So I'm left to assume some of the files in /bin *or */sbin were corrupt.
My question is, does anyone have any ideas on how this might have happened? I did do a quick memory test using the rescue CD (it didn't complete) and there weren't any errors. The virtual machine is running on VMWare with 3 other VMs, which all seem fine. There wasn't any unexpected power loss either.
Thanks.
On 2016-05-29 10:42, John Cenile wrote:
Also, the last message in /var/log/messages before the crash was:
<snip />
^@^@^@^@^@^@^@^@^@^@^@^@^@^@^@^@^@^@^@^@^@^@^@^@^@^@^@^@^@^@^@^@^@^@^@^@^@^@^@^@^@^@^@^@^@^@^@^@May 29 07:30:10 *hostname* kernel: imklog 5.8.10, log source = /proc/kmsg started
Which seems very concerning.
Hi John,
TL;DR: prevention.
I can't say what happened, but I've a long-standing dread of your situation. Here's some ways to prepare for (or prevent) the next time this happens. Possibly you're already doing all this but a recitation here might help someone else too.
- Set up remote logging. I favor rsyslog, but you can also use syslog-ng. Have one central logging server. This way you can look for signs of trouble that preceded the crash.

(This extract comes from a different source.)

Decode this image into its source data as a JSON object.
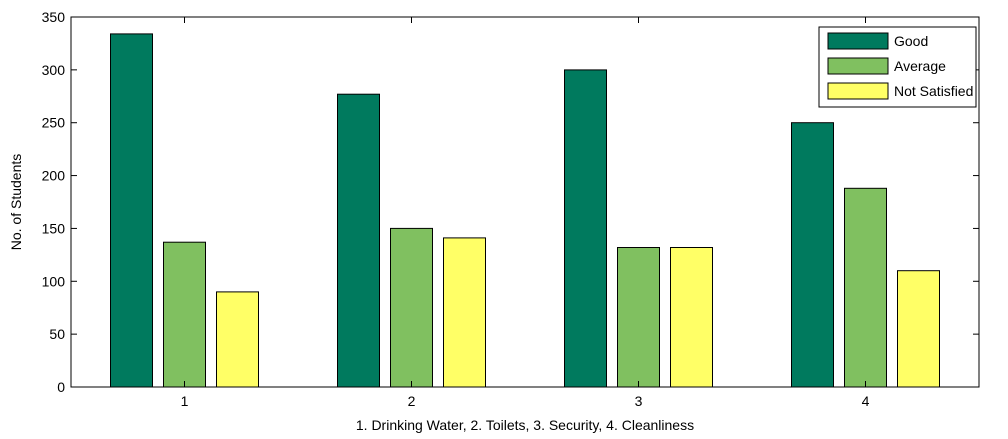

- Keep baselines from the guest VMs. You can run rpm --verify and preserve the output off-host (last step in yum update). Disable the nightly pre-link behavior (was this ever a good idea?) to make comparing results more meaningful. Post-crash, mount the victim read-only and re-run the verify to pin-point what part of the filesystem was clobbered. Knowing what was clobbered (and when) can help. Not long ago an errant script in production cleared the wrong directory but only when transaction volume crested some threshold, wiping out a critical monitoring script.
- Treat your hosts like cattle, not pets. Automating creation and maintenance of hosts gives you more and better options for recovery when hosts go insane.
- Test and re-test your storage system. There are bugs lurking in every storage code base and every HBA's firmware. The physical connectors in your data path are built on a mass of compromises and contradictory design goals and are just waiting to fail. Flush bugs out before putting gear into production.
- Restores, not backups, are your friends.[1] I ran into a bug in Gnu tar (this year) that left me with silently corrupted archives but only for thin-provisioned virtual filesystems >16GB that compressed to <8GB. Only a full restore unearthed the ugly truth.
- Consider ECC RAM. Once you have a few tens of GB's you've essentially got your own cosmic ray detector. If you figure your time at $50/hour and it takes ten hours to deal with with one ephemeral mysterious incident then springing for $500 worth of ECC RAM is a good bet. Figure in the cost of downtime and it's a no brainer.
Best regards,